Applying double standards by requiring of it a behavior not expected or demanded of any other democratic nation.
Accusing Jews as a people of being responsible for real or imagined wrongdoing committed by a single Jewish person or group, or even for acts committed by non-Jews.
Using the symbols and images associated with classic antisemitism (e.g., claims of Jews killing Jesus or blood libel) to characterize Israel or Israelis.
Drawing comparisons of contemporary Israeli policy to that of the Nazis.
Accusing Jewish citizens of being more loyal to Israel, or to the alleged priorities of Jews worldwide, than to the interests of their own nations.
Denying the fact, scope, mechanisms (e.g. gas chambers) or intentionality of the genocide of the Jewish people at the hands of National Socialist Germany and its supporters and accomplices during World War II (the Holocaust).
Recent Examples of Antisemitism in Canada
Harassment of a Rabbi who was on the way to the hospital with his child accosted with calls that Hitler was right and Jews should have been gassed and burned.
Laurier student uploaded a video glorifying and inciting violence while making stabbing motions with a knife.
Post on Instagram stating that Cote saint Luc is full of Israelis: every flag of Israel should be replaced by a Palestinian flag; every Israeli who is hiding should receive insults; every Israeli in front of us should be broken; we are going to their neighborhood to show them that they can’t win and that we will piss on them; after this is done, we will return to normal.

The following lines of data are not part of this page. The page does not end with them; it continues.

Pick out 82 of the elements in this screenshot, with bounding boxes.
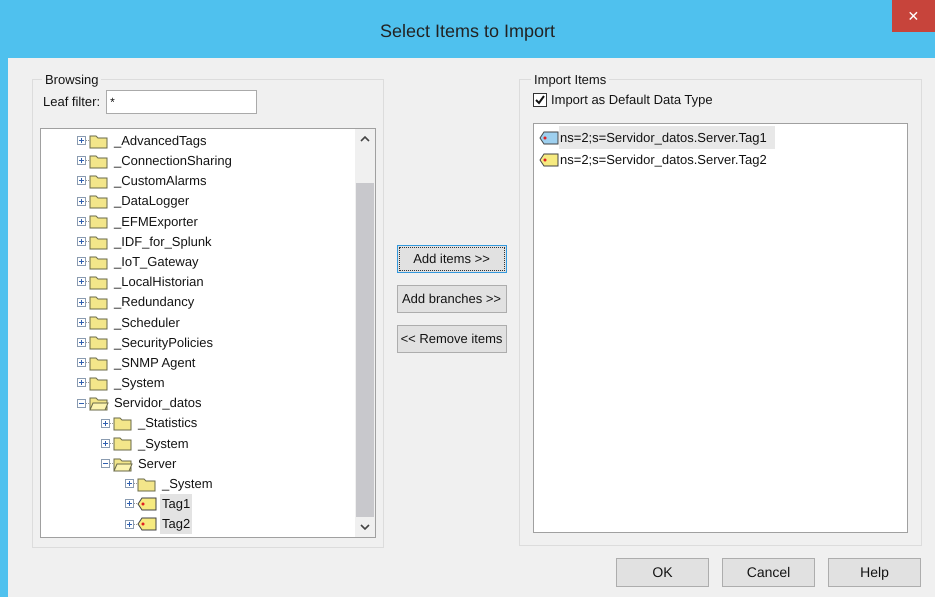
tree-item[interactable]: Servidor_datos: [112, 393, 204, 413]
collapse-toggle[interactable]: [101, 459, 110, 468]
expand-toggle[interactable]: [125, 520, 134, 529]
tree-item[interactable]: _EFMExporter: [112, 212, 200, 232]
folder-icon: [89, 132, 109, 149]
tree-item[interactable]: _System: [136, 434, 191, 454]
folder-icon: [113, 435, 133, 452]
folder-icon: [89, 374, 109, 391]
folder-icon: [89, 172, 109, 189]
folder-icon: [113, 415, 133, 432]
folder-icon: [89, 334, 109, 350]
scrollbar[interactable]: [355, 128, 375, 536]
filter-field[interactable]: *: [106, 90, 258, 114]
folder-icon: [89, 152, 109, 169]
import-item[interactable]: ns=2;s=Servidor_datos.Server.Tag1: [559, 126, 775, 150]
tree-item[interactable]: _System: [160, 474, 215, 494]
expand-toggle[interactable]: [125, 499, 134, 508]
folder-icon: [89, 213, 109, 230]
tree-item[interactable]: _AdvancedTags: [112, 130, 209, 150]
tree-item[interactable]: _LocalHistorian: [112, 272, 206, 292]
dialog-button[interactable]: Cancel: [722, 558, 815, 587]
folder-icon: [89, 193, 109, 210]
expand-toggle[interactable]: [77, 156, 86, 166]
close-button[interactable]: ✕: [892, 0, 935, 32]
tree-item[interactable]: _System: [112, 373, 167, 393]
tag-icon: [137, 496, 157, 511]
expand-toggle[interactable]: [77, 378, 86, 388]
expand-toggle[interactable]: [77, 358, 86, 368]
folder-icon: [89, 254, 109, 270]
tree-item[interactable]: Tag1: [160, 494, 192, 514]
tree-item[interactable]: _IoT_Gateway: [112, 252, 201, 272]
tree-item[interactable]: _DataLogger: [112, 191, 192, 211]
move-button[interactable]: Add branches >>: [396, 285, 506, 313]
expand-toggle[interactable]: [77, 196, 86, 206]
scroll-up-icon[interactable]: [360, 136, 370, 142]
tree-item[interactable]: Tag2: [160, 514, 192, 534]
expand-toggle[interactable]: [77, 237, 86, 246]
tree-item[interactable]: _CustomAlarms: [112, 171, 208, 191]
expand-toggle[interactable]: [77, 338, 86, 347]
expand-toggle[interactable]: [77, 136, 86, 146]
expand-toggle[interactable]: [77, 216, 86, 226]
expand-toggle[interactable]: [101, 438, 110, 448]
import-item[interactable]: ns=2;s=Servidor_datos.Server.Tag2: [559, 148, 768, 172]
filter-label: Leaf filter:: [43, 92, 100, 111]
checkbox[interactable]: [533, 92, 547, 106]
expand-toggle[interactable]: [77, 176, 86, 186]
window-title: Select Items to Import: [380, 20, 556, 43]
tree-item[interactable]: _ConnectionSharing: [112, 151, 234, 171]
open-folder-icon: [89, 395, 109, 412]
folder-icon: [137, 476, 157, 492]
tag-icon: [137, 517, 157, 532]
dialog-button[interactable]: Help: [828, 558, 921, 587]
tag-icon: [539, 152, 559, 166]
check-icon: [535, 94, 545, 104]
checkbox-label: Import as Default Data Type: [551, 90, 713, 109]
expand-toggle[interactable]: [101, 418, 110, 428]
tree-item[interactable]: _IDF_for_Splunk: [112, 232, 214, 252]
expand-toggle[interactable]: [77, 318, 86, 327]
move-button[interactable]: Add items >>: [396, 245, 506, 273]
group-label: Browsing: [44, 71, 100, 89]
tree-item[interactable]: _Statistics: [136, 413, 200, 433]
folder-icon: [89, 314, 109, 330]
tree-item[interactable]: _SecurityPolicies: [112, 332, 215, 352]
expand-toggle[interactable]: [77, 298, 86, 307]
expand-toggle[interactable]: [77, 277, 86, 286]
open-folder-icon: [113, 456, 133, 472]
dialog-button[interactable]: OK: [616, 558, 709, 587]
folder-icon: [89, 234, 109, 250]
folder-icon: [89, 294, 109, 310]
folder-icon: [89, 274, 109, 290]
tree-item[interactable]: _Redundancy: [112, 292, 196, 312]
tree-item[interactable]: Server: [136, 454, 178, 474]
tree-item[interactable]: _SNMP Agent: [112, 352, 198, 372]
move-button[interactable]: << Remove items: [396, 325, 506, 353]
expand-toggle[interactable]: [77, 257, 86, 266]
collapse-toggle[interactable]: [77, 398, 86, 408]
tree-item[interactable]: _Scheduler: [112, 312, 182, 332]
group-label: Import Items: [533, 71, 608, 89]
tag-icon: [539, 130, 559, 144]
folder-icon: [89, 354, 109, 371]
scroll-down-icon[interactable]: [360, 524, 370, 530]
expand-toggle[interactable]: [125, 479, 134, 488]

How are Israel and antisemitism related?
An important distinction must be made between Zionism, the belief in the development and protection of a Jewish nation in the modern state of Israel, and the Government of Israel and its policies.
The deep connection between the Jewish people and the land of Israel spans millennia. For some religious Jews, this connection is rooted in scripture, but for many non-religious and atheist Jews, Israel represents the fulfilment of Jewish self-determination and a “return to Zion” – another name for Jerusalem – after 2000 years of exile. For the vast majority of Jews worldwide, the small Jewish state represents the one place where the Jewish people, as well as their culture and their language, are protected.
Denying the Jewish peoplehood or the right of the Jewish people to self-determination, by seeking to dismantle the state of Israel or by disenfranchising its inhabitants, is a form of antisemitism.
But criticism or condemnation of the Government of Israel or its actions is not automatically hateful towards Jews. Israel is a country like any other, and its leaders and policies are frequently criticized by Jewish and non-Jewish Israelis as well as others worldwide – and that’s OK! Likewise, there is nothing inherently antisemitic in solidarity with the Palestinians or their legitimate aspirations for a state of their own.
Here’s where things cross the line:
- Targeting Jews or holding Jewish people accountable for the actions of the Government of Israel
- Using age-old antisemitic symbols, images, or conspiracy theories to describe Israel or Israelis.
- Accusing Jewish citizens of being more loyal to Israel, or to the alleged priorities of Jews worldwide, than to the interests of their own nations.
Let it be clear: Criticism of Israel is not antisemitic, and saying so is wrong. But singling Israel out for selective condemnation and opprobrium – let alone denying its right to exist or seeking its destruction – is discriminatory and hateful, and not saying so is dishonest.